There are two different kinds of error in any poll, systematic and statistical. Systematic errors occur because of some choice or problem with the poll creating a (undesired) bias in the poll. Examples of systematic effects include undersampling cell phone only households, the (purported) Bradley effect, bad questions that lead the person polled in a specific direction, incorrect sampling of certain demographics, incorrect likely voter models etc. There's no good way to really address these kinds of systematic errors when looking at a single poll or pollster. Realistically we hope to get a sense of these systematic errors by comparing different pollsters, which is something sites like Sam Wang's website, the Princeton Election Consortium and Nate Silver's FiveThirtyEight partially address. This is of course not a valid strategy to remove systematic errors if all the pollsters are making the same consistent mistake (like undersampling cell phone voters or the Bradley effect this election cycle)

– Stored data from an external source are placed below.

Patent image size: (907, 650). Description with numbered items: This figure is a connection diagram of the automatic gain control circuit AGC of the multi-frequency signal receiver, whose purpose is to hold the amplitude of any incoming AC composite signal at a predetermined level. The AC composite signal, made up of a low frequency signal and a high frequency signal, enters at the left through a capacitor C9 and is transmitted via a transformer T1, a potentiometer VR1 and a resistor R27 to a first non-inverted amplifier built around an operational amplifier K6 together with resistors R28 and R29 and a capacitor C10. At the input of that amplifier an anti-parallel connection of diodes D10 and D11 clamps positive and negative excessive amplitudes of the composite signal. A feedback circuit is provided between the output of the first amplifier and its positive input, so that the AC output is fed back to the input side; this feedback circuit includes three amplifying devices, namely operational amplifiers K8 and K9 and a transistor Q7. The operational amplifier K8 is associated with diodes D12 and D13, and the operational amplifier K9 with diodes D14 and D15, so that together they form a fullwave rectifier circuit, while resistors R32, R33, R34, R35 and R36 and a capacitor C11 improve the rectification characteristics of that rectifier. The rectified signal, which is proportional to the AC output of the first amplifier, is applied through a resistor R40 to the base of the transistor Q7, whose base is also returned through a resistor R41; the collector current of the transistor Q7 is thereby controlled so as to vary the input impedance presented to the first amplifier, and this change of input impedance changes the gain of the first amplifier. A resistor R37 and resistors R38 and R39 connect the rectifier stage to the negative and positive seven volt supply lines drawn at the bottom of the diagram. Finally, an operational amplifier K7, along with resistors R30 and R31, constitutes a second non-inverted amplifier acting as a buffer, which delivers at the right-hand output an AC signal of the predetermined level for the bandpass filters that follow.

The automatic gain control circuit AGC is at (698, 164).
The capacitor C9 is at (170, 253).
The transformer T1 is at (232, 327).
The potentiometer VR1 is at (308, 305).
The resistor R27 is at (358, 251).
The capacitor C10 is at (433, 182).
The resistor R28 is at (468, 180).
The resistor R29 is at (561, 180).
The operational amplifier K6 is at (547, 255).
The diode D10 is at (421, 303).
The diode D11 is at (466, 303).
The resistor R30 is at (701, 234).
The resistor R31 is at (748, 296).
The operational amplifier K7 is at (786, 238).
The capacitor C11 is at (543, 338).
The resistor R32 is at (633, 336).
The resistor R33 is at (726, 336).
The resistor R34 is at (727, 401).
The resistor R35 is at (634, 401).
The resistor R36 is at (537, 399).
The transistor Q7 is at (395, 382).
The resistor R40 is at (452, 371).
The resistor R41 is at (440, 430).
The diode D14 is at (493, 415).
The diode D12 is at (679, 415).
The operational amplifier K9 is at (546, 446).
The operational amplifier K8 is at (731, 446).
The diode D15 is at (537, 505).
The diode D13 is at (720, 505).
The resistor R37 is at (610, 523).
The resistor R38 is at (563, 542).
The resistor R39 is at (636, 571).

Statistical errors are a different beast. They arise purely out of "randomness". An example would be if I was randomly dialing phone numbers from the Chicago phone book, what are the chances I dial two Asian families in a row. Based on the percentage of Asians in the Chicago area, it is possible to calculate the chance of that happening.
In a typical poll, somewhere between 400 and 1000 people are sampled. Simply because there's a chance certain demographics are over and under sampled when choosing 400 people randomly, there is going to be a statistical error on any response by that group. This statistical error is something that can be calculated and depends entirely on sample size and the chosen sampling technique. Effectively, the statistical error is the difference in the answer to my polling question between my chosen sample and the population of voters.
Pollsters typically combine their systematic (or what they believe to be their systematic anyway) errors with the statistical errors and report a single number for margin of error. This is the plus or minus three points you see on most polls.
The great thing is, knowing the results of a poll, it's easy to predict the chances of an upset (person behind in the polls wins). I've produced a simple chart that makes the process easy.
Reading off the chart, a 3% lead with in a poll a 3% margin of error leads to a ratio (lead / MoE ) = (3.0 / 3.0) = 1. Reading 1.0 off the horizontal axis, the chance of an upset is roughly 16%. Clearly not a statistical tie. Even a 1% lead in a poll with a 3% margin of error makes the chance an upset 37%, which would be good enough for betting odds if it was consistent across more than three states.
In the case of combining polls, like the poll aggregators do, only the statistical part of the errors is reduced in a mathematically predictable way. Systematic error is more complicated and needs to be dealt with on a case by case basis, which is the reason Nate Silver does all the fancy reweighting and adjusting for pollster specific bias etc. If you believe his way of dealing with systematics, the numbers currently are
OH :: Obama + 3.5 (MOE 3.6)
PA :: Obama + 8.5 (MOE 3.6)
FL :: Obama + 2.1 (MOE 3.6)
VA :: Obama + 6.2 (MOE 3.6)
Looking things up on the chart after dividing the lead by the margin of error, the probabilities of an upset (McCain wins the state) by state are
OH :: ~ 16 %
PA :: ~ 3 %
FL :: ~ 28 %
VA :: ~ 4 %
If I was a betting man, I would be feeling pretty good about now, since McCain probably needs all four of these states to win. Of course this depends on all kinds of contingencies like people actually voting in the expected amounts. So get out and vote, it's time to destroy the conservative movement for a generation.
I hope this is useful. This is my first diary at DailyKos. If you have any questions as to my methodology let me know.